Баронесса Изнанки - Страница 10
Похоже, магистр и пикси закончили сравнивать бег стрелок на своих приборах и пришли к какому-то выводу.
— Нам не имеет смысла убегать, — перевел дядя Саня. — Впереди — переправа через реку, очень опасно оказаться втянутыми в омут посредине реки. Сравнив данные двух цайтмессеров, можно ожидать десятичасовой воронки, не больше.
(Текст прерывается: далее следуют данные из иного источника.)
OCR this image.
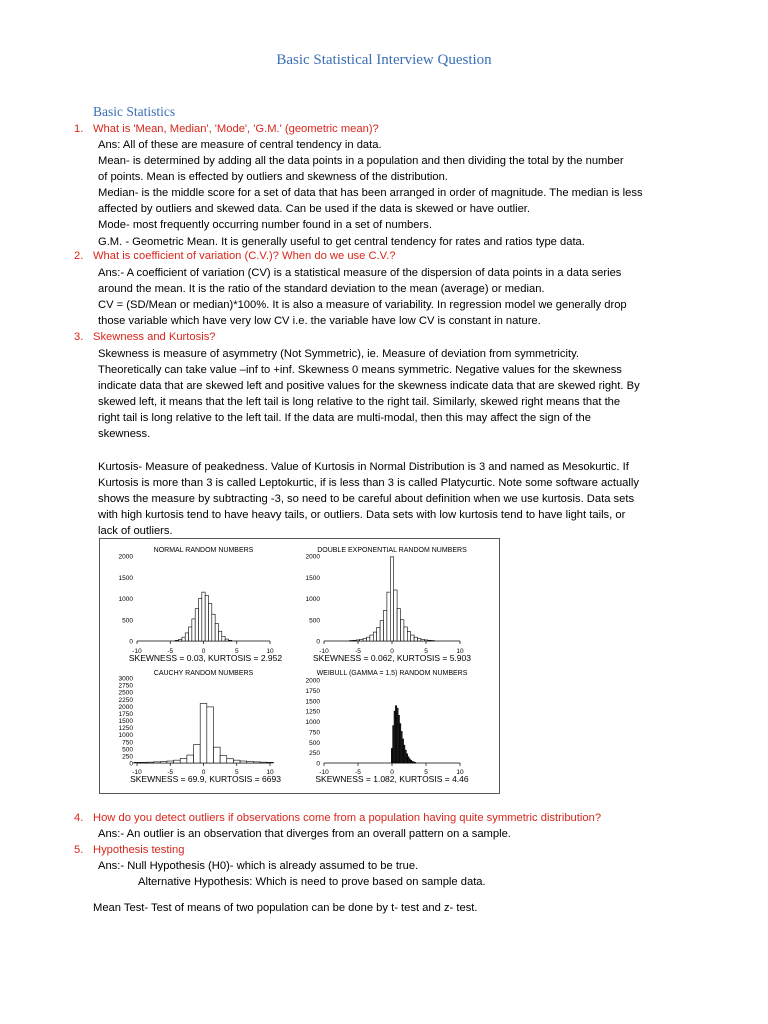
Basic Statistical Interview Question
Basic Statistics
1. What is 'Mean, Median', 'Mode', 'G.M.' (geometric mean)?

Ans: All of these are measure of central tendency in data.

Mean- is determined by adding all the data points in a population and then dividing the total by the number

of points. Mean is effected by outliers and skewness of the distribution.

Median- is the middle score for a set of data that has been arranged in order of magnitude. The median is less

affected by outliers and skewed data. Can be used if the data is skewed or have outlier.

Mode- most frequently occurring number found in a set of numbers.

G.M. - Geometric Mean. It is generally useful to get central tendency for rates and ratios type data.

2. What is coefficient of variation (C.V.)? When do we use C.V.?

Ans:- A coefficient of variation (CV) is a statistical measure of the dispersion of data points in a data series

around the mean. It is the ratio of the standard deviation to the mean (average) or median.

CV = (SD/Mean or median)*100%. It is also a measure of variability. In regression model we generally drop

those variable which have very low CV i.e. the variable have low CV is constant in nature.

3. Skewness and Kurtosis?

Skewness is measure of asymmetry (Not Symmetric), ie. Measure of deviation from symmetricity.

Theoretically can take value –inf to +inf. Skewness 0 means symmetric. Negative values for the skewness

indicate data that are skewed left and positive values for the skewness indicate data that are skewed right. By

skewed left, it means that the left tail is long relative to the right tail. Similarly, skewed right means that the

right tail is long relative to the left tail. If the data are multi-modal, then this may affect the sign of the

skewness.

Kurtosis- Measure of peakedness. Value of Kurtosis in Normal Distribution is 3 and named as Mesokurtic. If

Kurtosis is more than 3 is called Leptokurtic, if is less than 3 is called Platycurtic. Note some software actually

shows the measure by subtracting -3, so need to be careful about definition when we use kurtosis. Data sets

with high kurtosis tend to have heavy tails, or outliers. Data sets with low kurtosis tend to have light tails, or

lack of outliers.

NORMAL RANDOM NUMBERS
-10	-5	0	5	10
0
500
1000
1500
2000
SKEWNESS = 0.03, KURTOSIS = 2.952
DOUBLE EXPONENTIAL RANDOM NUMBERS
-10	-5	0	5	10
0
500
1000
1500
2000
SKEWNESS = 0.062, KURTOSIS = 5.903
CAUCHY RANDOM NUMBERS
-10	-5	0	5	10
0
250
500
750
1000
1250
1500
1750
2000
2250
2500
2750
3000
SKEWNESS = 69.9, KURTOSIS = 6693
WEIBULL (GAMMA = 1.5) RANDOM NUMBERS
-10	-5	0	5	10
0
250
500
750
1000
1250
1500
1750
2000
SKEWNESS = 1.082, KURTOSIS = 4.46
4. How do you detect outliers if observations come from a population having quite symmetric distribution?

Ans:- An outlier is an observation that diverges from an overall pattern on a sample.

5. Hypothesis testing

Ans:- Null Hypothesis (H0)- which is already assumed to be true.

Alternative Hypothesis: Which is need to prove based on sample data.

Mean Test- Test of means of two population can be done by t- test and z- test.
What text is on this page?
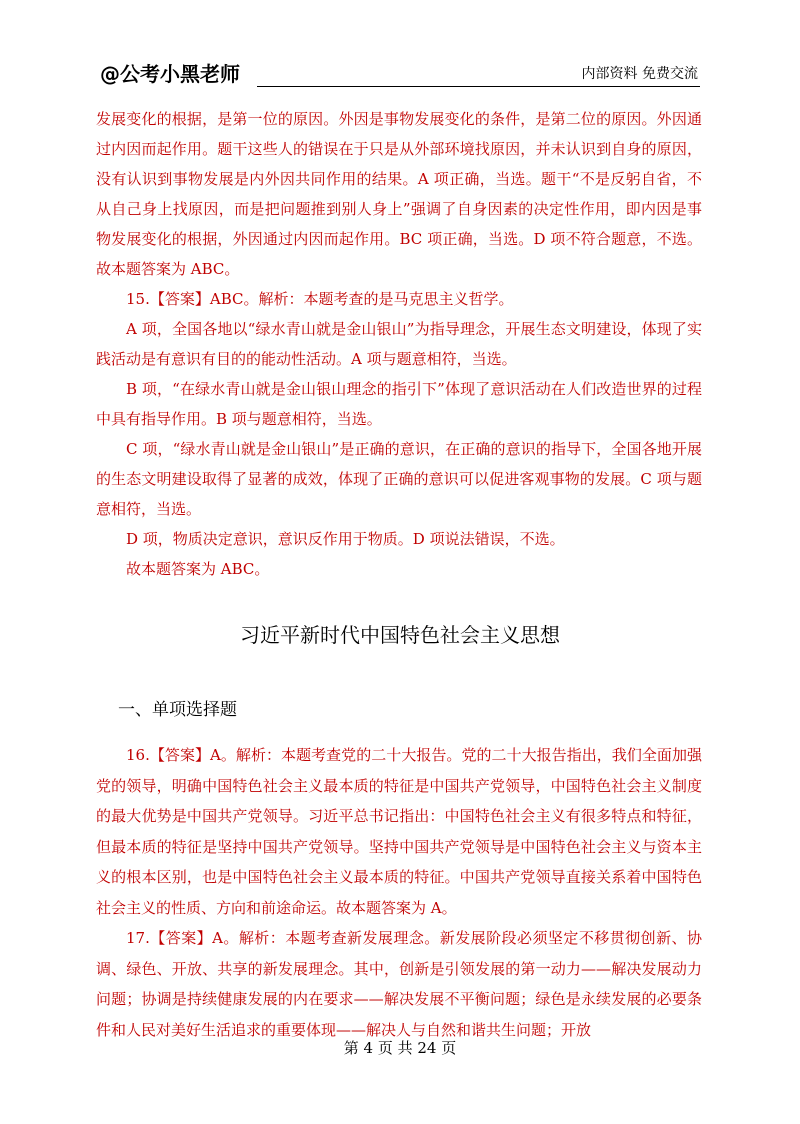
@公考小黑老师	内部资料 免费交流

发展变化的根据，是第一位的原因。外因是事物发展变化的条件，是第二位的原因。外因通过内因而起作用。题干这些人的错误在于只是从外部环境找原因，并未认识到自身的原因，没有认识到事物发展是内外因共同作用的结果。A 项正确，当选。题干“不是反躬自省，不从自己身上找原因，而是把问题推到别人身上”强调了自身因素的决定性作用，即内因是事物发展变化的根据，外因通过内因而起作用。BC 项正确，当选。D 项不符合题意，不选。故本题答案为 ABC。

15.【答案】ABC。解析：本题考查的是马克思主义哲学。

A 项，全国各地以“绿水青山就是金山银山”为指导理念，开展生态文明建设，体现了实践活动是有意识有目的的能动性活动。A 项与题意相符，当选。

B 项，“在绿水青山就是金山银山理念的指引下”体现了意识活动在人们改造世界的过程中具有指导作用。B 项与题意相符，当选。

C 项，“绿水青山就是金山银山”是正确的意识，在正确的意识的指导下，全国各地开展的生态文明建设取得了显著的成效，体现了正确的意识可以促进客观事物的发展。C 项与题意相符，当选。

D 项，物质决定意识，意识反作用于物质。D 项说法错误，不选。

故本题答案为 ABC。

习近平新时代中国特色社会主义思想
一、单项选择题

16.【答案】A。解析：本题考查党的二十大报告。党的二十大报告指出，我们全面加强党的领导，明确中国特色社会主义最本质的特征是中国共产党领导，中国特色社会主义制度的最大优势是中国共产党领导。习近平总书记指出：中国特色社会主义有很多特点和特征，但最本质的特征是坚持中国共产党领导。坚持中国共产党领导是中国特色社会主义与资本主义的根本区别，也是中国特色社会主义最本质的特征。中国共产党领导直接关系着中国特色社会主义的性质、方向和前途命运。故本题答案为 A。

17.【答案】A。解析：本题考查新发展理念。新发展阶段必须坚定不移贯彻创新、协调、绿色、开放、共享的新发展理念。其中，创新是引领发展的第一动力——解决发展动力问题；协调是持续健康发展的内在要求——解决发展不平衡问题；绿色是永续发展的必要条件和人民对美好生活追求的重要体现——解决人与自然和谐共生问题；开放

第 4 页 共 24 页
А впереди, скорее всего, второй край «вороньего клина». Мы остановимся и переждем.
— Это колдовство, — сказал Бернар. — Они употребили слово «колдовство». Если уж переводите, так не бойтесь сказать все.
—Я, кажется, не вполне понял, — смутился русский фэйри.
— Его ученость выразил мнение, что против нас использовано колдовство, и Его милость с ним охотно согласился. Эта дорога еще вчера была чистая до самой Фермы-у-Воды. Торговцы по ней ездят уже двенадцать лет без охраны, и магистрат не планировал переносить дорогу в другое место. «Вороний клин» не встречается на равнине, нам хотят помешать.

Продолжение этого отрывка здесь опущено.